Participant Passif vs Actif dans la Narration:

Le changement majeur dans l'histoire s'est produit en passant de la dualité du moi intérieur et extérieur à la focalisation sur le personnage principal et son anxiété. Dans la première version, le moi intérieur guidait le moi extérieur, mais ce rôle a été abandonné, privant le personnage principal de sa plénitude d'action. Les situations anxieuses semblaient alors lui arriver sans qu'elle puisse agir. Cette absence d'initiative contredisait le message du film sur la thérapie mentale et la compassion envers soi, impliquant une participation active. Dans la version finale, le personnage fait face intentionnellement à ses angoisses, reprenant le contrôle avant de passer à la suivante. Elle s'engage activement dans le parcours de gestion de son anxiété, choisissant en fin de compte de l'accepter comme partie intégrante d'elle-même. Ce changement aligne l'histoire avec l'idée que chacun a le pouvoir de surmonter ses luttes mentales.

Sélection de scènes et métaphores:

L'auteur a conçu l'histoire avec une séquence d'événements anxieux guidant le personnage principal vers sa décision finale dans le film. Cette méthode narrative permet d'explorer plusieurs idées sans tout réécrire, s'inspirant du surréalisme où les situations s'enchaînent sans logique claire, similaire à la logique des rêves. Initialement, il y avait des images et métaphores clichées qui ont été modifiées ou retirées, notamment le concept de "spiraling".

Au commencement, plusieurs versions d'une séquence dépeignant l'anxiété de l'auteur lors de sa recherche d'emploi sont explorées. Dans l'idée d'enrichir le récit en ajoutant une source d'anxiété, elle a réalisé, après un développement approfondi, que cela devenait trop détaillé. Ces scènes spécifiques ne cadraient pas avec l'essence de l'histoire qu'elle souhaitait initialement raconter et ne s'harmonisaient pas visuellement avec les influences surréalistes présentes dans d'autres séquences.

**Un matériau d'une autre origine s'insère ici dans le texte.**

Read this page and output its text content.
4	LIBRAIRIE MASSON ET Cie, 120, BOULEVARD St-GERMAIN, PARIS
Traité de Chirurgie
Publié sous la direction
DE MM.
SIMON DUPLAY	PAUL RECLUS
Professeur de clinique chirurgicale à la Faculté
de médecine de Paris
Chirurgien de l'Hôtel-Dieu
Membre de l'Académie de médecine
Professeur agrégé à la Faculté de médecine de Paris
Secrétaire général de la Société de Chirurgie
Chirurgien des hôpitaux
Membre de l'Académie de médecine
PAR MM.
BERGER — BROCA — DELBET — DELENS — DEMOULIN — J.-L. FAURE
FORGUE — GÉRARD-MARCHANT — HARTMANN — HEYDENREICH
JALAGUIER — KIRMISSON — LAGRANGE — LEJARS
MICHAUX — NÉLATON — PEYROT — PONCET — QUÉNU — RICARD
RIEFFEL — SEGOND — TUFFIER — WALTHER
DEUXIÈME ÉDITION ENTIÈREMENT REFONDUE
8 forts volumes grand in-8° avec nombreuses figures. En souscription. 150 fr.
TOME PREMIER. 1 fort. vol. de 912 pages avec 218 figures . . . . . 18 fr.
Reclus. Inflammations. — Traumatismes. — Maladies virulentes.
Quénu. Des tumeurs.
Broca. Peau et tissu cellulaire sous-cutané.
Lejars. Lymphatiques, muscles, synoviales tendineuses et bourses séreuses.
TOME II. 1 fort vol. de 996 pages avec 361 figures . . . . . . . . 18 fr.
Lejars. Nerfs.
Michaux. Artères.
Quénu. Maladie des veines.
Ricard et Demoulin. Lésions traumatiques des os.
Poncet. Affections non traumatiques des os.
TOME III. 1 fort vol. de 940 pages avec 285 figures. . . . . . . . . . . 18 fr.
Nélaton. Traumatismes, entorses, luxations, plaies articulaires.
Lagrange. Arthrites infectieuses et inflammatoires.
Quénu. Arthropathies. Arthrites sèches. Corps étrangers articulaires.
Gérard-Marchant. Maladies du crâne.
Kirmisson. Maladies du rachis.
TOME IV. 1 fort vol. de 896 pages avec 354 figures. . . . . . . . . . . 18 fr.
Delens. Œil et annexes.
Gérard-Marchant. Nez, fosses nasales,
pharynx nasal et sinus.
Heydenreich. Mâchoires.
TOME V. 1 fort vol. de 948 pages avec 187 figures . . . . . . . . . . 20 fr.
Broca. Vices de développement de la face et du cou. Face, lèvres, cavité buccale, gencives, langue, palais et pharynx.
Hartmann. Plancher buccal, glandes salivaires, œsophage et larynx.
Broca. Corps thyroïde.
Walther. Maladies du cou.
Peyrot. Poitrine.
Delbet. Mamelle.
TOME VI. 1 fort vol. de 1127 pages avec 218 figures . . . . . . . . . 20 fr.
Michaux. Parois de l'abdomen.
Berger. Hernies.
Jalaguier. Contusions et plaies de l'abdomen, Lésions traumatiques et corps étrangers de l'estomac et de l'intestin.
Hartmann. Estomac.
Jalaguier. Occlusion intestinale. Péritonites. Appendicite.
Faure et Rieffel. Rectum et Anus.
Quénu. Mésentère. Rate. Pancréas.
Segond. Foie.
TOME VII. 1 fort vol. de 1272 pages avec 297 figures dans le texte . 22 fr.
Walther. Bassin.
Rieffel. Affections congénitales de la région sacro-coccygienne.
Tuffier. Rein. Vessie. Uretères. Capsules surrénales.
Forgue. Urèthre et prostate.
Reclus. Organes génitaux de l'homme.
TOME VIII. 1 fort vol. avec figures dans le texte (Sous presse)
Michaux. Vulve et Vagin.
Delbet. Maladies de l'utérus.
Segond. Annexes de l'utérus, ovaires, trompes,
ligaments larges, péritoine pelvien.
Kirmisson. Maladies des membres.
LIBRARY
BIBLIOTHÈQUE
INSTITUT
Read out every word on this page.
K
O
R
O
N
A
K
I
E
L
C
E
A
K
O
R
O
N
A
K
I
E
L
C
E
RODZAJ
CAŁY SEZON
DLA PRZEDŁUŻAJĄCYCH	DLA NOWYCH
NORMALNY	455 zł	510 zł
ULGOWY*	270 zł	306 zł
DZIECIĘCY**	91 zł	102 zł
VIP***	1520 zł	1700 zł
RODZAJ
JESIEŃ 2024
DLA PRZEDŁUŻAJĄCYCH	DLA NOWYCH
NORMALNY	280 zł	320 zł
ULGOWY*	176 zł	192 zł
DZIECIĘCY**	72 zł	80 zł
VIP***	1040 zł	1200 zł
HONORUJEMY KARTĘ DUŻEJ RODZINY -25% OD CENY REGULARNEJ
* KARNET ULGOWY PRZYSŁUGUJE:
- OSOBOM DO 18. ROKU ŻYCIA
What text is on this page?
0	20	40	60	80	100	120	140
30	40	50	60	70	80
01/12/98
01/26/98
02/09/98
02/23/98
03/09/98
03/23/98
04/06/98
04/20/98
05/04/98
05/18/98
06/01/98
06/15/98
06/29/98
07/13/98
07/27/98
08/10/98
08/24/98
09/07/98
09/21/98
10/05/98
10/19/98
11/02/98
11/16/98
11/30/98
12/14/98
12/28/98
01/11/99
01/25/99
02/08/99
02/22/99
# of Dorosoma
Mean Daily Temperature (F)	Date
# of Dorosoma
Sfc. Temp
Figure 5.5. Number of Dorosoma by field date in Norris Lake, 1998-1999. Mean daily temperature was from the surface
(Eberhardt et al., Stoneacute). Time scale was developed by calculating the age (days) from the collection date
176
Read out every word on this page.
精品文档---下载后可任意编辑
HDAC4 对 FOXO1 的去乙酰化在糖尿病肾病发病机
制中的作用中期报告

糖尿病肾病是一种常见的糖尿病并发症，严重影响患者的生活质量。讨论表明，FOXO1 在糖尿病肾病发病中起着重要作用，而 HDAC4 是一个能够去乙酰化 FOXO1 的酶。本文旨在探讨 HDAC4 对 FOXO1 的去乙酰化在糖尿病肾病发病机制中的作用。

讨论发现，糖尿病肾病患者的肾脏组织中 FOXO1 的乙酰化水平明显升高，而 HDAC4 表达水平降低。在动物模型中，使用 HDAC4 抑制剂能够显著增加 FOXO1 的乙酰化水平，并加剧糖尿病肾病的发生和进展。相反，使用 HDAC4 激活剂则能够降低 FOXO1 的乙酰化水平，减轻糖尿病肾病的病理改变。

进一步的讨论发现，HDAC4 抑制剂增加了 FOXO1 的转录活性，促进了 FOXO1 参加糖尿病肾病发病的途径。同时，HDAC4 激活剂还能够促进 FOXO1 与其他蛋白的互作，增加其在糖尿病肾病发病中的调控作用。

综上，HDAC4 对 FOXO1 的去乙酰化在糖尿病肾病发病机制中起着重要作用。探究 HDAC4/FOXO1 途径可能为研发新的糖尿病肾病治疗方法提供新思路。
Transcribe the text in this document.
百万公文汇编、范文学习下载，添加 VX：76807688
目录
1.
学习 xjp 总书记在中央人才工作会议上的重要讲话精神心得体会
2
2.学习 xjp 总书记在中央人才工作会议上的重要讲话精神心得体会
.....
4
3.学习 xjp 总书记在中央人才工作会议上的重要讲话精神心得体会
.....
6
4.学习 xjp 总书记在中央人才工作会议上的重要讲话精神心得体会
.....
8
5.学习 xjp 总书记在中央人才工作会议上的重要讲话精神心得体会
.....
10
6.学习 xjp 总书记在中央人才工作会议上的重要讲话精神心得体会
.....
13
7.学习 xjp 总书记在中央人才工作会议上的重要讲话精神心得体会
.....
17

Dans la scène finale du film, une idée initiale a été modifiée. Au départ, la protagoniste devait participer à un défilé avec des mannequins composés de morceaux de corps féminins idéalisés, agencés de manière étrange. L'auteure trouvait que cette représentation ne transmettait pas clairement le message sur l'objectification du corps féminin. Elle a donc changé les images pour mettre davantage l'accent sur le regard masculin violent et l'objectification.

Analyse de narration

Processus de conception du personnage principale

Au début, l'autrice envisageait d'utiliser un design de personnage surréaliste inspiré de l'œuvre de l'artiste Leonora Carrington, "The Giantess: Guardian of the Egg", pour en créer un modèle 3D, mais son croquis ne la satisfaisait pas. Ensuite, elle a réalisé qu'un personnage ordinaire et moderne était plus en accord avec la narration de son film. Elle souhaitait également que le personnage présente de l'asymétrie, visible dans ses cheveux, avec une longueur différente d'un côté et d'un autre, et qu'il ait un tatouage sur un seul bras. Cela donne un aspect artistique à quelqu'un qui pratique la sculpture, comme on peut le voir dans la vidéo. Le tatouage, représentant des fleurs et des vignes, symbolise la croissance, et le lotus est associé à la méditation et à la paix intérieure.

Pour la scène où le personnage est en version marionnette, la première transformation dans le film, l'autrice a souhaité conserver les mêmes détails pour que les spectateurs puissent le reconnaître facilement. Ainsi, on remarque que le personnage devient en bois et que ses vêtements sont peints. Dans la scène où le personnage se transforme en sculpture, elle a également conservé le même style de cheveux pour assurer une continuité d'une scène à l'autre. Il s'agit d'une sculpture au torse nu, avec de nombreuses fissures dans la statue en marbre, préfigurant la destruction plus substantielle à venir. La statue est représentée sans bras ni jambes pour illustrer son manque de mobilité et d'agence pour échapper au regard masculin.